A horizontal spring has a spring constant k = 23.2 N/m. A 0.165 kg mass is attached to the spring and is free to slide on a frictionless surface. The mass is pulled 26.2 cm from the equilibrium point. What is the speed (m/s) of the mass as it passes the equilibrium point?
To find the speed of the mass as it passes the equilibrium point, we can start by determining the potential energy stored in the spring when it's pulled 26.2 cm from the equilibrium point.
The formula for potential energy stored in a spring is given by:
U = (1/2)kx²
where U is the potential energy, k is the spring constant, and x is the displacement from the equilibrium position.

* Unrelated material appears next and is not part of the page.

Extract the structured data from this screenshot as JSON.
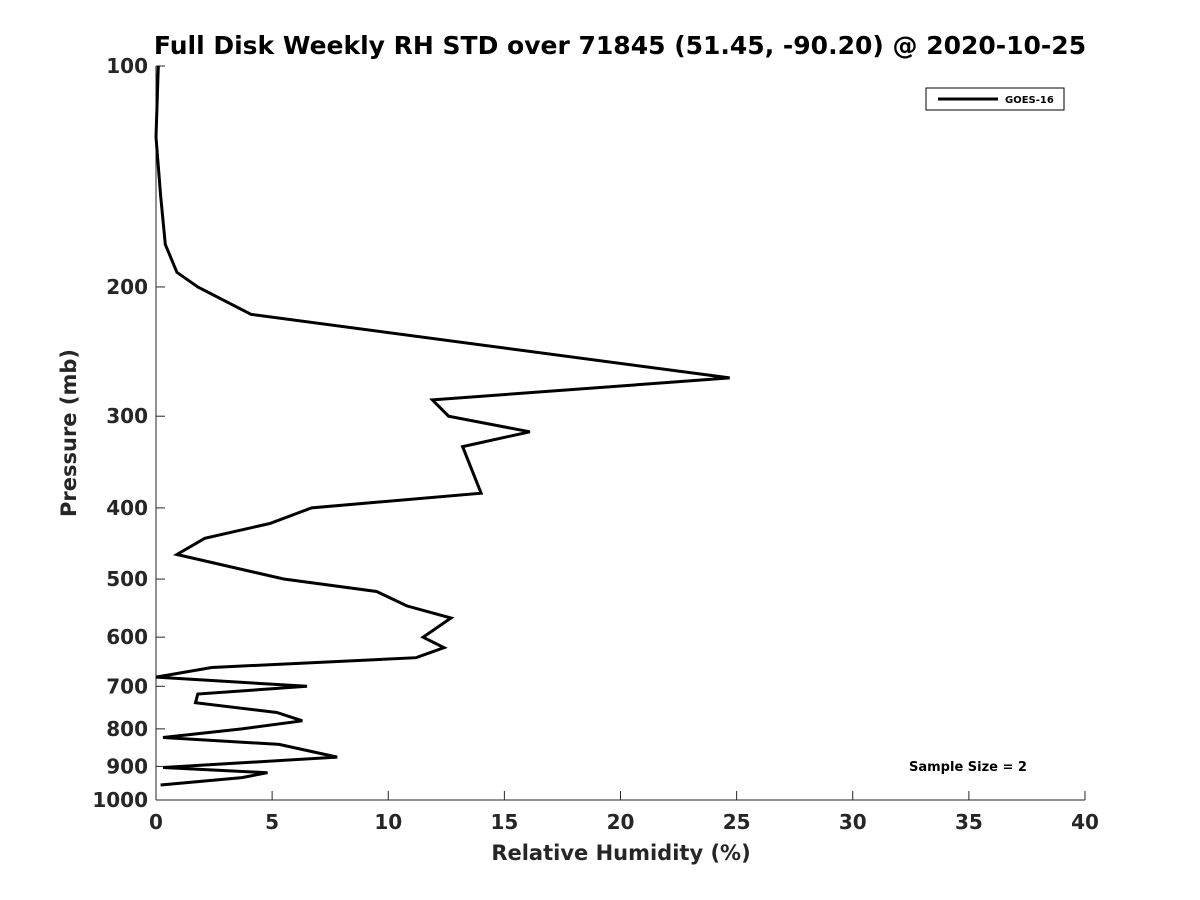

Given that the spring constant k = 23.2 N/m and the displacement x = 26.2 cm = 0.262 m, we can substitute these values into the formula:
U = (1/2) * 23.2 * (0.262²)
U = (1/2) * 23.2 * 0.068644
U = 0.7909472 J
Next, we can use the principle of conservation of mechanical energy to determine the speed of the mass as it passes the equilibrium point. At its highest position (maximum displacement), all of the potential energy is converted into kinetic energy.
The formula for kinetic energy is given by:
K = (1/2)mv²
where K is the kinetic energy, m is the mass, and v is the velocity.
Since the mass m = 0.165 kg, and the potential energy U is equal to the kinetic energy K, we can equate the equations:
U = K
(1/2)kx² = (1/2)mv²
Substituting the known values:
0.7909472 = (1/2) * 0.165 * v²
Now, we can solve for v² by rearranging the equation:
v² = (0.7909472 * 2) / 0.165
v² = 9.571222
v ≈ √9.571222
v ≈ 3.097 m/s
Therefore, the speed of the mass as it passes the equilibrium point is approximately 3.097 m/s.